An inquiry into the future of local government by the former chief executive of Birmingham City Council proposes smaller council tax bills for the least well off and additional rates for the business community.

Sir Michael Lyons, in a report for HM Treasury, said people in homes worth more than #2.5 million should pay more council tax. He also proposed reforming the benefits system to make sure that pensioners and low-income householders claim almost #2 billion in council tax rebate that they are entitled to.

Local authorities should be given more flexibility by central Government about how they spend their budgets and should also be allowed to impose additional charges for collecting and disposing of waste, Sir Michael recommended.

And he recommended the Government should consider permitting councils to levy an accommodation tax on tourists. Sir Michael's proposals for a supplementary business rate, which could be levied by local authorities after extensive consultation with local firms and companies, received a lukewarm reception from the Birmingham Chamber of Commerce and Industry.

Chamber chief executive Jerry Blackett said businesses would be concerned about the impact a supplementary rate would have on profits.

He called for "full and frank" consultation over Sir Michael's suggestion.

Mr Blackett said he was worried that businesses would end up being taxed too heavily and would have little control over the way a supplementary business rate was raised and spent.

However, Sir Michael said a 4p in the pound supplementary rate would raise enough cash to fund a 10-year loan worth about #3.4 billion. The money could be used to pay for economic development, which in turn would benefit the business community.

Sir Michael Lyons raises the prospect of a new golden age for local government in his long-awaited report, argues Public Affairs Editor Paul Dale:

The Lyons Report, which took its author two-and-a-half years to complete, has inevitably been presented over many months as essentially an inquiry into the future funding of local government.

Speculation about what the final document might or might not say centred on the future of council tax, the possibility of property revaluation and, at the more extreme end of commentary, the spectre of faceless bureaucrats hiring helicopters to spot patio and conservatory extensions in order to extract more money from well-off householders.

Sir Michael Lyons' report is actually only partly about finance. It is not surprising that he recommends sticking with a slightly reformed council tax, since most alternative methods of raising money have their own flaws and have in any case been rejected in the past by both Labour and Conservative governments.

The real meat of the report is the message it sends out about the need for radical reform of the relationship between central and local government. This is the devolution agenda, or as Sir Michael puts it, the opportunity to empower communities if local authorities can show themselves to be champions of value for money.

Sir Michael, who as a former chief executive of Birmingham City Council has vast experience at the sharp end of service delivery, calls on the Government to allow local authorities more local flexibility and choice.
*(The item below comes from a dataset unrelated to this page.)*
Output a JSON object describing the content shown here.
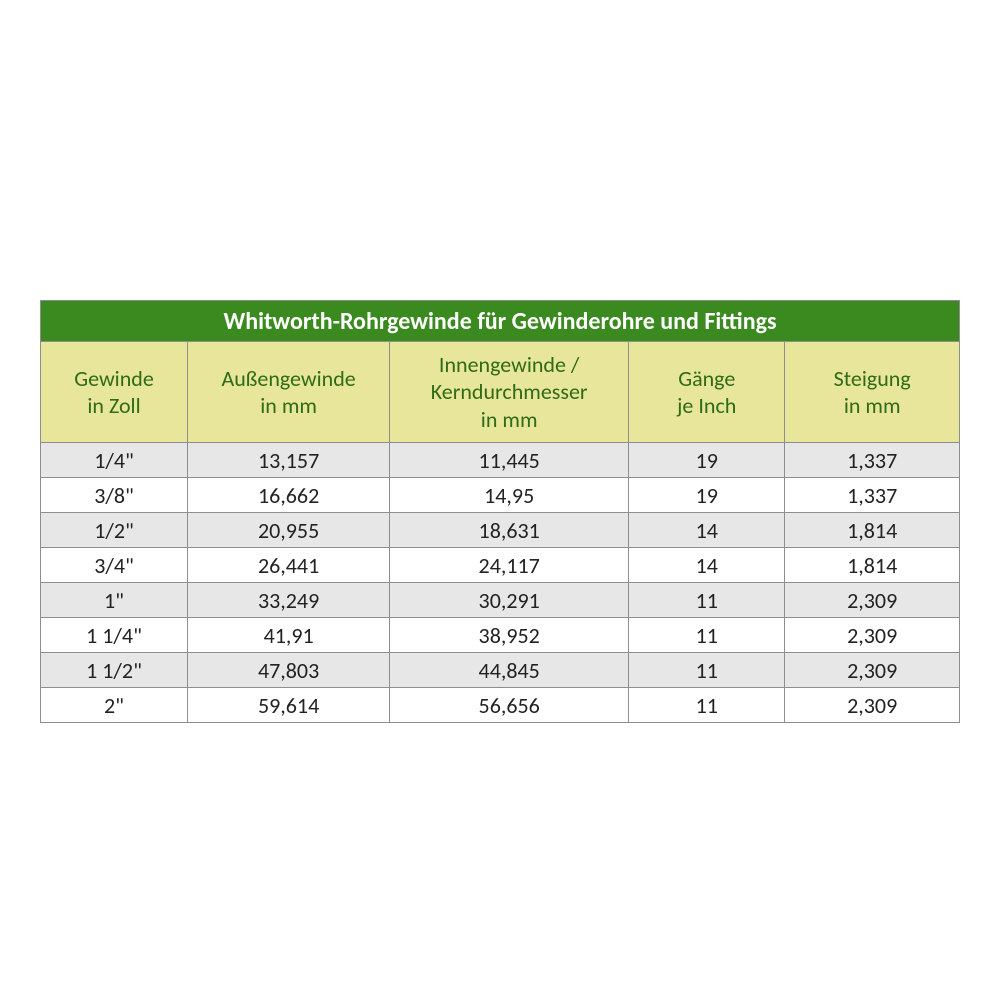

He demands a "real shift" in the balance of influence between central and local government, although he concedes that this will not be easy to achieve.

"The history of the past 30 years is marked by a series of well-intentioned devolution initiatives, which have often evolved into subtle instruments of control. But it is an effort worth making," he comments.

Sir Michael stresses the importance of changing behaviour in all tiers of government and of the "pressing need to inspire a sense of powerfulness in local government". He demands improvement of all government, through "clarity of responsibility, alignment of purpose, and lean and efficient working practices".

He puts it in the following terms: "We now have a real opportunity – with clear evidence of improvement in local authorities across the country, resurgent and self-assured cities, and an acceptance across the political spectrum of the need once again to empower our communities – to foster a new public confidence in local government, and perhaps in representative government at all levels.

"To meet this opportunity, central government needs to provide the space, the framework and the incentives that will release the energies of local councils – but they must in turn embrace the wider place-shaping role, further strengthen their engagement with those they serve, and establish themselves as unequivocal champions of value for money."

The sting in the Lyons tail is in his analysis of public opinion, where he draws a distinction between what people want and what they are prepared to pay in the form of taxes.

He says: "I have become increasingly concerned that our expectations of what government can do for us grow faster than our willingness to meet the costs of those expectations through taxation, and possibly even beyond what can be delivered.

"Helping citizens to engage in honest debate about our choices, both as a nation and as individual communities, is the big challenge for this and for future governments."

Sir Michael wants local government to have the space and the willingness to work with residents to establish clear priorities for the future shape of public services and to "strike the right balance between what is done for us and what we do for ourselves".

It is, he reasons, sometimes good to be different.

And in an obvious tilt at the Government's insistence on common inspection regimes and consistent standards, he has this to say: "I, for one, would hope to see debate about postcode lotteries being replaced, over time, by discussion of managed difference – recognising the right and the ability of local communities to make their own choices, confident in their own competence, and in the knowledge of their own preferences."

It is a brave and far-sighted report, but will it ever ever really form the basis for radical reform?

Or, like so many other scholarly contributions since the Layfield Inquiry of 1976, will Sir Michael's efforts be consigned to a very large pending file at HM Treasury?